Shultz stood up and buttoned his coat. "Oh, do. They love that."
~2~
There was a widescreen TV on the wall with a camera on top. On either side were some kind of four foot tall plastic jungle-like plants with large drooping leaves. Facing the screen was a metal folding chair. None hobbled into the hearing room hindered by a 4-piece: handcuffs, waist chains and leg irons followed by two hefty guards and the Case Commissioner.
He sat down in the chair.
The screen was on showing the state seal. Fifteen minutes late the screen fluttered revealing a man and a woman, roughly in their thirties, sitting behind a polished wood table. The man had a meaty, milk-fed face and wore gold framed glasses. Bald on top, hair combed over. The woman also wore gold-framed glasses fitted to a long schnoz. The mouth was small, the lips thin, the chin pointed. The faces of both had the prim constipated expression of the highly moral.
The man placed his hands together on top of the table next to a manila file and smiled perfunctorily. "Hello, Ben. I'm Jim Biglow and my associate is Mary Davenport. We are your Hearing Examiners on the staff of the Parole Commission. What we decide based on your testimony will determine whether or not you will be granted parole."
He paused to withdraw some papers from the file.

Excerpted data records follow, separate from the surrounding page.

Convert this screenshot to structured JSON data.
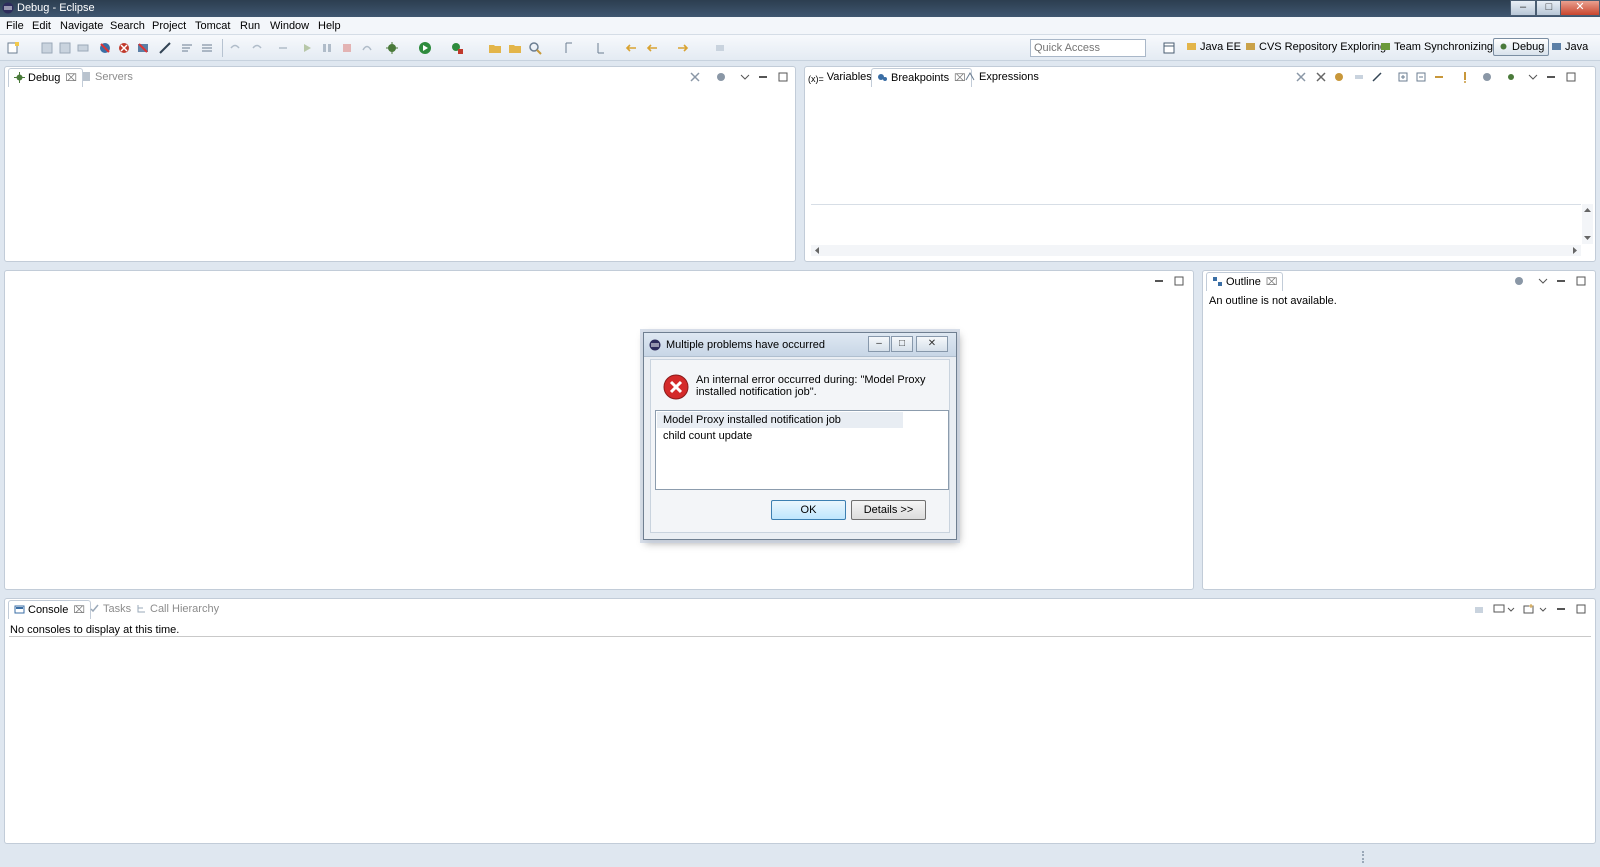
{
  "window": {
    "title": "Debug - Eclipse"
  },
  "menu": [
    "File",
    "Edit",
    "Navigate",
    "Search",
    "Project",
    "Tomcat",
    "Run",
    "Window",
    "Help"
  ],
  "toolbar": {
    "quick_access_placeholder": "Quick Access",
    "perspectives": [
      {
        "label": "Java EE",
        "icon": "java-ee-icon"
      },
      {
        "label": "CVS Repository Exploring",
        "icon": "cvs-icon"
      },
      {
        "label": "Team Synchronizing",
        "icon": "team-sync-icon"
      },
      {
        "label": "Debug",
        "icon": "debug-icon",
        "active": true
      },
      {
        "label": "Java",
        "icon": "java-icon"
      }
    ]
  },
  "debug_panel": {
    "tabs": [
      {
        "label": "Debug",
        "active": true
      },
      {
        "label": "Servers",
        "active": false
      }
    ]
  },
  "breakpoints_panel": {
    "tabs": [
      {
        "label": "Variables",
        "active": false
      },
      {
        "label": "Breakpoints",
        "active": true
      },
      {
        "label": "Expressions",
        "active": false
      }
    ]
  },
  "outline_panel": {
    "tab": "Outline",
    "message": "An outline is not available."
  },
  "console_panel": {
    "tabs": [
      {
        "label": "Console",
        "active": true
      },
      {
        "label": "Tasks",
        "active": false
      },
      {
        "label": "Call Hierarchy",
        "active": false
      }
    ],
    "message": "No consoles to display at this time."
  },
  "dialog": {
    "title": "Multiple problems have occurred",
    "message": "An internal error occurred during: \"Model Proxy installed notification job\".",
    "problems": [
      "Model Proxy installed notification job",
      "child count update"
    ],
    "ok_label": "OK",
    "details_label": "Details >>"
  },
  "colors": {
    "accent": "#3c7fb1",
    "error": "#d42a2a"
  }
}
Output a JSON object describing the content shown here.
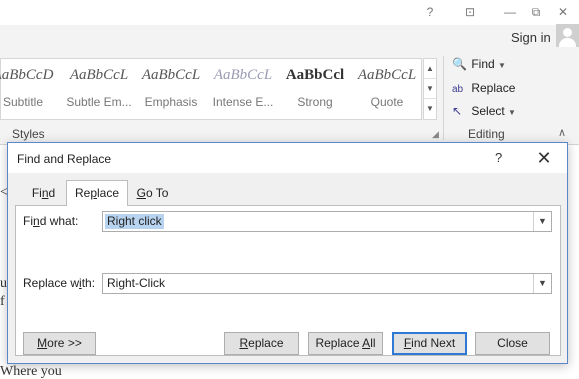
{
  "window": {
    "help": "?",
    "ribbon_display": "⊡",
    "minimize": "—",
    "restore": "⧉",
    "close": "✕",
    "signin": "Sign in"
  },
  "ribbon": {
    "styles_group_label": "Styles",
    "editing_group_label": "Editing",
    "styles": [
      {
        "sample": "AaBbCcD",
        "name": "Subtitle"
      },
      {
        "sample": "AaBbCcL",
        "name": "Subtle Em..."
      },
      {
        "sample": "AaBbCcL",
        "name": "Emphasis"
      },
      {
        "sample": "AaBbCcL",
        "name": "Intense E..."
      },
      {
        "sample": "AaBbCcl",
        "name": "Strong"
      },
      {
        "sample": "AaBbCcL",
        "name": "Quote"
      }
    ],
    "editing": {
      "find": "Find",
      "replace": "Replace",
      "select": "Select"
    }
  },
  "document_peek": [
    "<",
    "ut",
    "f",
    "Where you"
  ],
  "dialog": {
    "title": "Find and Replace",
    "help": "?",
    "close": "✕",
    "tabs": {
      "find_pre": "Fi",
      "find_u": "n",
      "find_post": "d",
      "replace_pre": "Re",
      "replace_u": "p",
      "replace_post": "lace",
      "goto_u": "G",
      "goto_post": "o To"
    },
    "find_label_pre": "Fi",
    "find_label_u": "n",
    "find_label_post": "d what:",
    "find_value": "Right click",
    "replace_label_pre": "Replace w",
    "replace_label_u": "i",
    "replace_label_post": "th:",
    "replace_value": "Right-Click",
    "buttons": {
      "more_u": "M",
      "more_post": "ore >>",
      "replace_u": "R",
      "replace_post": "eplace",
      "replace_all_pre": "Replace ",
      "replace_all_u": "A",
      "replace_all_post": "ll",
      "find_next_u": "F",
      "find_next_post": "ind Next",
      "close": "Close"
    }
  }
}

"Ben, according to our records you claimed justifiable homicide at your trial in the deaths of three men in a bar room altercation. Is that still your contention?"
"No, sir, Mr. Biglow, sir. It certainly isn't. I was a young hot head who couldn't control his temper. I have had many sobering years to reflect on my misdeed and can only express my greatest heartfelt sorrow for what I did. I can only stress that I am no longer that young foolish hot head. I have matured and in my maturity acquired wisdom and patience. As the good book says, 'A fool gives full vent to his anger, but a wise man keeps himself under control."